Eine Hochzeit in Aragonien
[688] Eine Hochzeit in Aragonien. (Zu dem Bilde S. 672 u. 673.) Das große Bild des spanischen Malers Pablo Salinas, das wir in Holzschnitt wiedergeben, stellt in farbenprächtiger Ausführung den feierlichen Augenblick dar, in dem ein aragonisches Brautpaar das Heirathsgelöbniß unterzeichnet. In Wagen mit bunt aufgeputzten Pferden ist die ganze Hochzeitsgesellschaft vom Hause der Braut, wo sich der Bräutigam, die Verwandten und Eingeladenen versammelten, nach der Kirche gefahren und in der Sakristei, die wie überall in Spanien mit Heiligenbildern und Geräthen, Teppichen und Gewändern überreich geschmückt ist, von Geistlichen, Meßner und Chorknaben empfangen worden. Die Braut mit den Eltern und ihrem weiblichen Gefolge nimmt auf Sesseln vor dem Tische Platz, um den sich die Geistlichen setzen; alle Damen tragen die weißen Mantillen, weiße Spitzenschleier um das sorgfältig frisierte Haupt und haben ihren Blumenstrauß in Händen. Hinter ihnen stehen die männlichen Zeugen der Handlung in der Festtracht des Landes, die jüngeren womöglich in der theatralisch stolzen Haltung, die der Spanier bei allem öffentlichen Auftreten für geboten und der Würde des Vorganges entsprechend erachtet. Es sind kräftige und schlank gewachsene Menschen da im Lande, mit harten Bauernzügen; aus den scharfgeschnittenen Gesichtern der Mädchen blitzen die großen dunklen Augen. Beide Geschlechter lieben es, sich schön gekleidet zu zeigen. Jeder Mann dünkt sich in der Erinnerung an die ruhmwürdige Geschichte Aragons, zumal an die schreckensvolle Vertheidigung Zaragossas gegen die Napoleonischen Generale, ein Held ohnegleichen, jedes Weib als Aragonesin eine Spanierin erster Klasse. Nie verleugnet sich in ihrem Auftreten dieses hohe Selbstgefühl.

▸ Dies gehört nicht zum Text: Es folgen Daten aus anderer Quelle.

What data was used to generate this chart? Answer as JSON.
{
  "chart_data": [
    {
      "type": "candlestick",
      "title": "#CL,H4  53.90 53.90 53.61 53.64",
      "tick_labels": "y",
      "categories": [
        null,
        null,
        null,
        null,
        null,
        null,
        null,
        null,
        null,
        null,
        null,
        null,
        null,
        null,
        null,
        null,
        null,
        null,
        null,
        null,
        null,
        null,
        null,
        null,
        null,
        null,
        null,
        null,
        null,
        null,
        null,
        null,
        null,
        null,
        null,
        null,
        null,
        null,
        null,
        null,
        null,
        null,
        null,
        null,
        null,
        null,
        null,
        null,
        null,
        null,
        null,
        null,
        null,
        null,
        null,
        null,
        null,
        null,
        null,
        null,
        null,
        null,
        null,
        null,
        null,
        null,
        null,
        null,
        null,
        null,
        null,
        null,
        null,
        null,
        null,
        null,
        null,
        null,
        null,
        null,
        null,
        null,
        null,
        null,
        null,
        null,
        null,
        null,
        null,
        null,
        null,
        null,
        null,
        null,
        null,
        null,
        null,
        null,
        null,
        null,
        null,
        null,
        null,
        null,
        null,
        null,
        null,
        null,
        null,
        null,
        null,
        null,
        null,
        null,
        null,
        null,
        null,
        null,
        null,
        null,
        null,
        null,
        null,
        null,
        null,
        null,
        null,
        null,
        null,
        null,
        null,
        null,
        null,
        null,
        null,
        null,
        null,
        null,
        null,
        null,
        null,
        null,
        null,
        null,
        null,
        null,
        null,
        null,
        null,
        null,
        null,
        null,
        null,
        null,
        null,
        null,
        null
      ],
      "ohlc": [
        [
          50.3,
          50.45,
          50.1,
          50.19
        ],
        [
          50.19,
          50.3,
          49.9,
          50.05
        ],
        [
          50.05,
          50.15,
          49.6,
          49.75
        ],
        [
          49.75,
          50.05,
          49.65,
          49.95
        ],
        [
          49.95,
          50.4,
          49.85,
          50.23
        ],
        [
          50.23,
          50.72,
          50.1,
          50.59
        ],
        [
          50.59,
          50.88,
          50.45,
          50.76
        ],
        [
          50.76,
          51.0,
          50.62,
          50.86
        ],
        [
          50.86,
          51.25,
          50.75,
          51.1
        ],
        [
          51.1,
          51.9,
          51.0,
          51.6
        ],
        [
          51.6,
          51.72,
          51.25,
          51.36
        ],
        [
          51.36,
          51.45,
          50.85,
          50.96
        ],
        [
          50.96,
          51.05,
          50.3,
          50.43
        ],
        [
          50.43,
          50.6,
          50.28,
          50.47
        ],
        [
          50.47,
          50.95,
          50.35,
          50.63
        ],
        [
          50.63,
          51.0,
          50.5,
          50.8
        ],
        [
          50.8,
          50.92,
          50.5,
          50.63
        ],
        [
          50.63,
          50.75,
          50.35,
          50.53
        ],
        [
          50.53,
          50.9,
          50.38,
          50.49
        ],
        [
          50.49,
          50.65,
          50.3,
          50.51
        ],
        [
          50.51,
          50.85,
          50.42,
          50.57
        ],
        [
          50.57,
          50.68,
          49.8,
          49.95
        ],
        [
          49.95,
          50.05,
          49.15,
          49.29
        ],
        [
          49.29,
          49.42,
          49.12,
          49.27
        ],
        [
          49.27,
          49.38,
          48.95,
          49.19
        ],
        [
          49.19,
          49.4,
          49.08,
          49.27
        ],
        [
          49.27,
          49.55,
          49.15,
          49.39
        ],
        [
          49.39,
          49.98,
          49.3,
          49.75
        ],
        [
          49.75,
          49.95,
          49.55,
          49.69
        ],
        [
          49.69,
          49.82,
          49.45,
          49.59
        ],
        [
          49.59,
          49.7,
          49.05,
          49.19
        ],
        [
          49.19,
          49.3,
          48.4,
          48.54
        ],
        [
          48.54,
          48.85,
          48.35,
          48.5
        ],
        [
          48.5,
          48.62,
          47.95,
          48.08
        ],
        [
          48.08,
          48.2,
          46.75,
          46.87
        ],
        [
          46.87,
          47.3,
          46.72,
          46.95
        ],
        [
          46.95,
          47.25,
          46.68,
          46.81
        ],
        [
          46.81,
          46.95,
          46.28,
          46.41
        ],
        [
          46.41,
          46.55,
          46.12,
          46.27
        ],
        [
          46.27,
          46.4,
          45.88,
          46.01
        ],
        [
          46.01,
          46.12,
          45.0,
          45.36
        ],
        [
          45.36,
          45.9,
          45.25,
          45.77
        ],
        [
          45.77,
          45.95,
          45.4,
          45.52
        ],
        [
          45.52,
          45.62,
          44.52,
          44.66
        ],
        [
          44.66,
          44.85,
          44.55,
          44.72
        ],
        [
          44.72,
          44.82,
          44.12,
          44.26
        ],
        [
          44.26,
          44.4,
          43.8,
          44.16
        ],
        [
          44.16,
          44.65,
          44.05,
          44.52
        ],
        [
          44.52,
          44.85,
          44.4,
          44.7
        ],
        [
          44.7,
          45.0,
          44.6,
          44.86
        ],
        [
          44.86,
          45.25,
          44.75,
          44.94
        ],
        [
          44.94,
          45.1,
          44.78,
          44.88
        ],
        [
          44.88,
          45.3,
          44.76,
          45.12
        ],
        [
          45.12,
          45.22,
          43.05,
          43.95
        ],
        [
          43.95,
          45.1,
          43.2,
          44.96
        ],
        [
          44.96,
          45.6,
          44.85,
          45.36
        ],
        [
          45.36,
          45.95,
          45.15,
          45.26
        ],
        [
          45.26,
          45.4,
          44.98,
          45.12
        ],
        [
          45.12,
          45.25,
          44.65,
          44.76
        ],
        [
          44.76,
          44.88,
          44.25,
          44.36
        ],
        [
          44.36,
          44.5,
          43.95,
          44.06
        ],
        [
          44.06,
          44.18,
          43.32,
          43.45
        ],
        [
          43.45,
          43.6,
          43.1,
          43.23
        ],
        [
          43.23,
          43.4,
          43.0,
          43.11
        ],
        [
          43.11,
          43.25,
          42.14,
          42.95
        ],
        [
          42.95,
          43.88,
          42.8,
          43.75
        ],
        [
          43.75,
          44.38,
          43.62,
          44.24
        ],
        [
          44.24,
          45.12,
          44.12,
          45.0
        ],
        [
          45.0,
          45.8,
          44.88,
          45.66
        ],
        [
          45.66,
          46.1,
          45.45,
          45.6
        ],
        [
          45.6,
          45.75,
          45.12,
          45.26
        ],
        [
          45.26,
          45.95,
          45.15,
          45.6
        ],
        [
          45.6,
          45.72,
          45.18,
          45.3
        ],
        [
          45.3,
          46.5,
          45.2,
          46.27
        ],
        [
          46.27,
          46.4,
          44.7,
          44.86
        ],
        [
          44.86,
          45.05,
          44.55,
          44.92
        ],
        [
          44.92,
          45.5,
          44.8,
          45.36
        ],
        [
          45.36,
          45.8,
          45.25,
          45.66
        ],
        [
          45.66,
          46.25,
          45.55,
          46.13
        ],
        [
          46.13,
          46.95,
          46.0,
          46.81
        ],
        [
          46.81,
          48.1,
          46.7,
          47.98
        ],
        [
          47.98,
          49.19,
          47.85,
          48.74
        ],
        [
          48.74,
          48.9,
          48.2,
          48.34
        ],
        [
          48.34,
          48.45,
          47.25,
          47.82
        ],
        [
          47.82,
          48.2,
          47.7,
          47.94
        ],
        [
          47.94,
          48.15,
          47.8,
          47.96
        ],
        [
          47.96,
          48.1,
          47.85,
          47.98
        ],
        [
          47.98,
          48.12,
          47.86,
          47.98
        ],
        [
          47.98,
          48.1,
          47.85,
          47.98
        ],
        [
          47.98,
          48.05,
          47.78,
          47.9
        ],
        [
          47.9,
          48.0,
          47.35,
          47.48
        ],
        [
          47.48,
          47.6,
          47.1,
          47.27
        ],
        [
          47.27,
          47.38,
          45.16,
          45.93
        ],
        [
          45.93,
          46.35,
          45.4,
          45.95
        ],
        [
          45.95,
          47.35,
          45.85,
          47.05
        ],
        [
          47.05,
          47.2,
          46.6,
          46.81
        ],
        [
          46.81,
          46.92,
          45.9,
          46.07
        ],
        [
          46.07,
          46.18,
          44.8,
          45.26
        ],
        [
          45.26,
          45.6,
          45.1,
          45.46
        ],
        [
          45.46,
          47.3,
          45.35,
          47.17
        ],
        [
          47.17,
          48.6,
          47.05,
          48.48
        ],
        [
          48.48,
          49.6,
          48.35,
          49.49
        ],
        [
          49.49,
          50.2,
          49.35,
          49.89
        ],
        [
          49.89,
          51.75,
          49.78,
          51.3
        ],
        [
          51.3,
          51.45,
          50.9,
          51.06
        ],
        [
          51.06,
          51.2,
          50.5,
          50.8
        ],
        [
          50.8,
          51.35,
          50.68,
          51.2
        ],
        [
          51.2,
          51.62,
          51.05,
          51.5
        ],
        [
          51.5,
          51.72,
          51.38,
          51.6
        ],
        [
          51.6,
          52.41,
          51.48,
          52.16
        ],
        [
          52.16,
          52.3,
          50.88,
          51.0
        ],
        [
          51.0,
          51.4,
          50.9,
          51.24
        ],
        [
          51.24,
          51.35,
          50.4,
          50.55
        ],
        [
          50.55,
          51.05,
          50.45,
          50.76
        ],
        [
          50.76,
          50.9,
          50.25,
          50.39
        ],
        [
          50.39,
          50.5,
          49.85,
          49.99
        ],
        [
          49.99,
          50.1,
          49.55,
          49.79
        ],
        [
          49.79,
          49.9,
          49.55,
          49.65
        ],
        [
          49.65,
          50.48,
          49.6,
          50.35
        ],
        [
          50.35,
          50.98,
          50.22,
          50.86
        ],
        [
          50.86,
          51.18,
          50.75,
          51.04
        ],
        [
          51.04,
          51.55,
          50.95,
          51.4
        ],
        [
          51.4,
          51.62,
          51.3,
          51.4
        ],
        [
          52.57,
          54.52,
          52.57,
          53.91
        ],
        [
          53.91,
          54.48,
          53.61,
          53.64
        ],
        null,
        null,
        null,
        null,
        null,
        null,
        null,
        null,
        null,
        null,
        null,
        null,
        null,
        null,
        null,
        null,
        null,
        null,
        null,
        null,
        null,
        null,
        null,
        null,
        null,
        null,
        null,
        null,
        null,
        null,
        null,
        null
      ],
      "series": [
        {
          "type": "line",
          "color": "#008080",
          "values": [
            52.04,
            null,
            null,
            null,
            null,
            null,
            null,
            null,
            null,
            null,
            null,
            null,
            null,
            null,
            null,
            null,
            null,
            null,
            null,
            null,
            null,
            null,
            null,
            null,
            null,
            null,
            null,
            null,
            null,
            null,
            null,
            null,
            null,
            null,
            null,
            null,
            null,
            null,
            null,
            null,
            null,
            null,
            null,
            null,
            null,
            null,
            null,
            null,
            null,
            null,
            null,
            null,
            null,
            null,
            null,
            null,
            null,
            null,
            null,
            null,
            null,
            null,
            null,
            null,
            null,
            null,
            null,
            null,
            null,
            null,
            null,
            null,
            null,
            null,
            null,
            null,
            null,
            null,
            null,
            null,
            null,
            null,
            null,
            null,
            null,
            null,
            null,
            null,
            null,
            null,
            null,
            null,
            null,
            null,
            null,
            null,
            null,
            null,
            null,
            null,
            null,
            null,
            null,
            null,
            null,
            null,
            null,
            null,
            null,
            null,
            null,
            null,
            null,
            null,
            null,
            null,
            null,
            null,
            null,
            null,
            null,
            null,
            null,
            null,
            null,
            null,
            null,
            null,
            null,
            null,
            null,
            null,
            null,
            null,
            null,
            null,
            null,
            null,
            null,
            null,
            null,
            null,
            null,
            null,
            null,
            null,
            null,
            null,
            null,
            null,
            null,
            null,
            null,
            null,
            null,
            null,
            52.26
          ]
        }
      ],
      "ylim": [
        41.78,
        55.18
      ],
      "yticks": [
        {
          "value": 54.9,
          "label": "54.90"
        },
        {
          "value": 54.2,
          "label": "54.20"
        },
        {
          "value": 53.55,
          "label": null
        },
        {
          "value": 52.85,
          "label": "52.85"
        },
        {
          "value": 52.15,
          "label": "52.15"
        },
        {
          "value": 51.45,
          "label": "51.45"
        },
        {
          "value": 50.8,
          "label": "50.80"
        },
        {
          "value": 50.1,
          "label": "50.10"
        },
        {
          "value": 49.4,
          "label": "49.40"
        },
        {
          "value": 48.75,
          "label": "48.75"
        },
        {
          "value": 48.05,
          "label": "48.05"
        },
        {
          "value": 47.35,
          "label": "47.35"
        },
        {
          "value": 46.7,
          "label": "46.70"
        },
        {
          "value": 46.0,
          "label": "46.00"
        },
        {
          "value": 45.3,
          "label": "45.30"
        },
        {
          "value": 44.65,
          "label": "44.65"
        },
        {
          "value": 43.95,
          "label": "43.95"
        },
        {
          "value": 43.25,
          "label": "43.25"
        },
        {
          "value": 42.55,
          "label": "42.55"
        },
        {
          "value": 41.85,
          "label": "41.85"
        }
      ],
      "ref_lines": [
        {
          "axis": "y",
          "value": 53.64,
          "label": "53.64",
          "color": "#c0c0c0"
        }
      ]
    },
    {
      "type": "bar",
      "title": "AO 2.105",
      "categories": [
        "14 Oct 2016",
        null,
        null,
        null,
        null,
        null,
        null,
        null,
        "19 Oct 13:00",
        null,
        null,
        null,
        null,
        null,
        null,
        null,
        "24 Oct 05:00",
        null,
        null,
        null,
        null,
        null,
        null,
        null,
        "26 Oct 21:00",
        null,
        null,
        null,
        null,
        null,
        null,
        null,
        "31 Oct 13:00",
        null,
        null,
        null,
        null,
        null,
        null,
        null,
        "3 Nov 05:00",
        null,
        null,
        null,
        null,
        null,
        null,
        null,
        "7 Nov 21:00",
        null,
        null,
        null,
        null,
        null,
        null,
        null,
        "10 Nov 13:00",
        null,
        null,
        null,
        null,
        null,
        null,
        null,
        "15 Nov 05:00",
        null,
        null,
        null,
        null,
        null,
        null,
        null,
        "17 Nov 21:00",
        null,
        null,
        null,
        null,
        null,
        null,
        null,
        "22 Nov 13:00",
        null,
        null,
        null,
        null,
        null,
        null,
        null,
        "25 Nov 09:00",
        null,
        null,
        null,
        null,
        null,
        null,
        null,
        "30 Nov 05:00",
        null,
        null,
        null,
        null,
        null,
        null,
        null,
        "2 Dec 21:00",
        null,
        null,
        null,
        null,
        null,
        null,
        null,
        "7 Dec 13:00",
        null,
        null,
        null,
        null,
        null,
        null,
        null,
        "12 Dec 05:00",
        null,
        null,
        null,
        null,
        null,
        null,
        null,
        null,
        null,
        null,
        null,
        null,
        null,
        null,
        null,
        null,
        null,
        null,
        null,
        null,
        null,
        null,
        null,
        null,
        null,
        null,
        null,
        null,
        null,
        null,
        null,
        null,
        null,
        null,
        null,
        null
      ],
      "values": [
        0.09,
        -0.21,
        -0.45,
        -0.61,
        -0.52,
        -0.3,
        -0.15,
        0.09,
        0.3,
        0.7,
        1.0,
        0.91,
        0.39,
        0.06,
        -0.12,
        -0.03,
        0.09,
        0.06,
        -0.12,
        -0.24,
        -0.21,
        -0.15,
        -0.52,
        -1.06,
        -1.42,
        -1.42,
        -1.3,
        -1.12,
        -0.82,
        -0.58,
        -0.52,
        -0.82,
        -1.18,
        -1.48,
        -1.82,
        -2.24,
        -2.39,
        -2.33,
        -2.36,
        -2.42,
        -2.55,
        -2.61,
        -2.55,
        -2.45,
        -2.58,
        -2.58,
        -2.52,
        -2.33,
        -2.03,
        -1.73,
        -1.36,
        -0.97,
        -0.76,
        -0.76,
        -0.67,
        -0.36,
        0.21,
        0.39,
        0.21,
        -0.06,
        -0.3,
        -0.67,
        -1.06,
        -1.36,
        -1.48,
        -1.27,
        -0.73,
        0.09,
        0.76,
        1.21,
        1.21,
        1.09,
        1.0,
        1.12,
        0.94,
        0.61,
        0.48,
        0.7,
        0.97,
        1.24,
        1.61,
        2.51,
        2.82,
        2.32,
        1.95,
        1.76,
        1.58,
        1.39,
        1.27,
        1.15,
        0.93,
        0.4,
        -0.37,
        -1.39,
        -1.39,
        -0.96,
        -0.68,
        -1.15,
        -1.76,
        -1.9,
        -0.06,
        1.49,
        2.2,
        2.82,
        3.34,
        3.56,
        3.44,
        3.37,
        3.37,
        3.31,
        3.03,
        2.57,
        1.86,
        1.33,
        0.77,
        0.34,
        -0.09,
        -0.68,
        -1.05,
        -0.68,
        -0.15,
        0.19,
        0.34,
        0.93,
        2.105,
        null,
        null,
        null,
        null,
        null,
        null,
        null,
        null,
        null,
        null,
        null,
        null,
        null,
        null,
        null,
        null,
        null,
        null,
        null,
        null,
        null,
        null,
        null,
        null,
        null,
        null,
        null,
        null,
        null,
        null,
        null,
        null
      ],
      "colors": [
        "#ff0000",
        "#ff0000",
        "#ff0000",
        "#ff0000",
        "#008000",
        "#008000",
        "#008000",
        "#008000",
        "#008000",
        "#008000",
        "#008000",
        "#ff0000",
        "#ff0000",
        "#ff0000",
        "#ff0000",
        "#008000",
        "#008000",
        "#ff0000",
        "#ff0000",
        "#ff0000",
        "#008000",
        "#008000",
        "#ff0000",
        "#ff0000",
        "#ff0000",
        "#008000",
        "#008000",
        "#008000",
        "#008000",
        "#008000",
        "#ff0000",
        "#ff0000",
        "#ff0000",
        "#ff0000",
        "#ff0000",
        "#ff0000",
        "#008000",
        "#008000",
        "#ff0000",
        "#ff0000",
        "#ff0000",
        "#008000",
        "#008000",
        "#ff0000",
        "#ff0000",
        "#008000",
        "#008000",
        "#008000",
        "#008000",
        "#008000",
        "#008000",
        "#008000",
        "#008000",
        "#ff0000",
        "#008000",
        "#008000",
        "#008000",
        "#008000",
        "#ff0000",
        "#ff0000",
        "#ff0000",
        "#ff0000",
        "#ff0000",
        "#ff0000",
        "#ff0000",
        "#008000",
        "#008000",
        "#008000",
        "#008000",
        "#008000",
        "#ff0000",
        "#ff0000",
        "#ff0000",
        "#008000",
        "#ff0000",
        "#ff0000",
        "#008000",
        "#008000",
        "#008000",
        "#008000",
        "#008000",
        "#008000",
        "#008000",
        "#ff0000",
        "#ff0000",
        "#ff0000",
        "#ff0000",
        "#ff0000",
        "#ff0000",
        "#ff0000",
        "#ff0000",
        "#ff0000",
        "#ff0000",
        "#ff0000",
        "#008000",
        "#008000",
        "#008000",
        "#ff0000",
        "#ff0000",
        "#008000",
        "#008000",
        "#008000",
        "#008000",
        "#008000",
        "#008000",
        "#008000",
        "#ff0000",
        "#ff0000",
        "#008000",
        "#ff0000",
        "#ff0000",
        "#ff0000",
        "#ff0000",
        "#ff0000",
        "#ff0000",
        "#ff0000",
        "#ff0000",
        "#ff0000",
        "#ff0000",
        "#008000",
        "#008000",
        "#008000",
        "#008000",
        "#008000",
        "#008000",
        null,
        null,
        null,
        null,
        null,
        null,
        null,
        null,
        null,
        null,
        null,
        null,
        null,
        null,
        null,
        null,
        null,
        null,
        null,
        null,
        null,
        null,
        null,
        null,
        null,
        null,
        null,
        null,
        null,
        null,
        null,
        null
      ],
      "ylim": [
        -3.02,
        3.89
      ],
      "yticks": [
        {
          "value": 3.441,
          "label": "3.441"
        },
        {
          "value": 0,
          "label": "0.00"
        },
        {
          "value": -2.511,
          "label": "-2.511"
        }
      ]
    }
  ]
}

Es ist ein stummer Akt, der hier in der Sakristei vor sich geht; Bräutigam und Braut unterschreiben unter den Augen der Geistlichen die bereit gehaltene Urkunde, welche das gegenseitige Einverständniß zur Verehelichung bezeugt; sie unterschreiben, vielleicht nur mit ihrem Namenszeichen, oder gar nur einem Kreuz! Denn schreiben können ist in Spanien noch lange nicht jedermanns Sache, auch bei den stolzen Aragonesen nicht, die unverbrüchlich an den alten Sitten ihrer Väter hängen und darum den Schulunterricht weder zur ewigen Seligkeit noch zur Freude des Lebens für unbedingt nothwendig erachten.
Wenn diese Ceremonie in der Sakristei abgeschlossen ist, ordnet sich der Zug, um in die Kirchenhalle zu treten, vor den Altar, wo der Priester das Brautpaar zur Trauung empfängt. Im Hause der Braut findet dann das Hochzeitsmahl statt.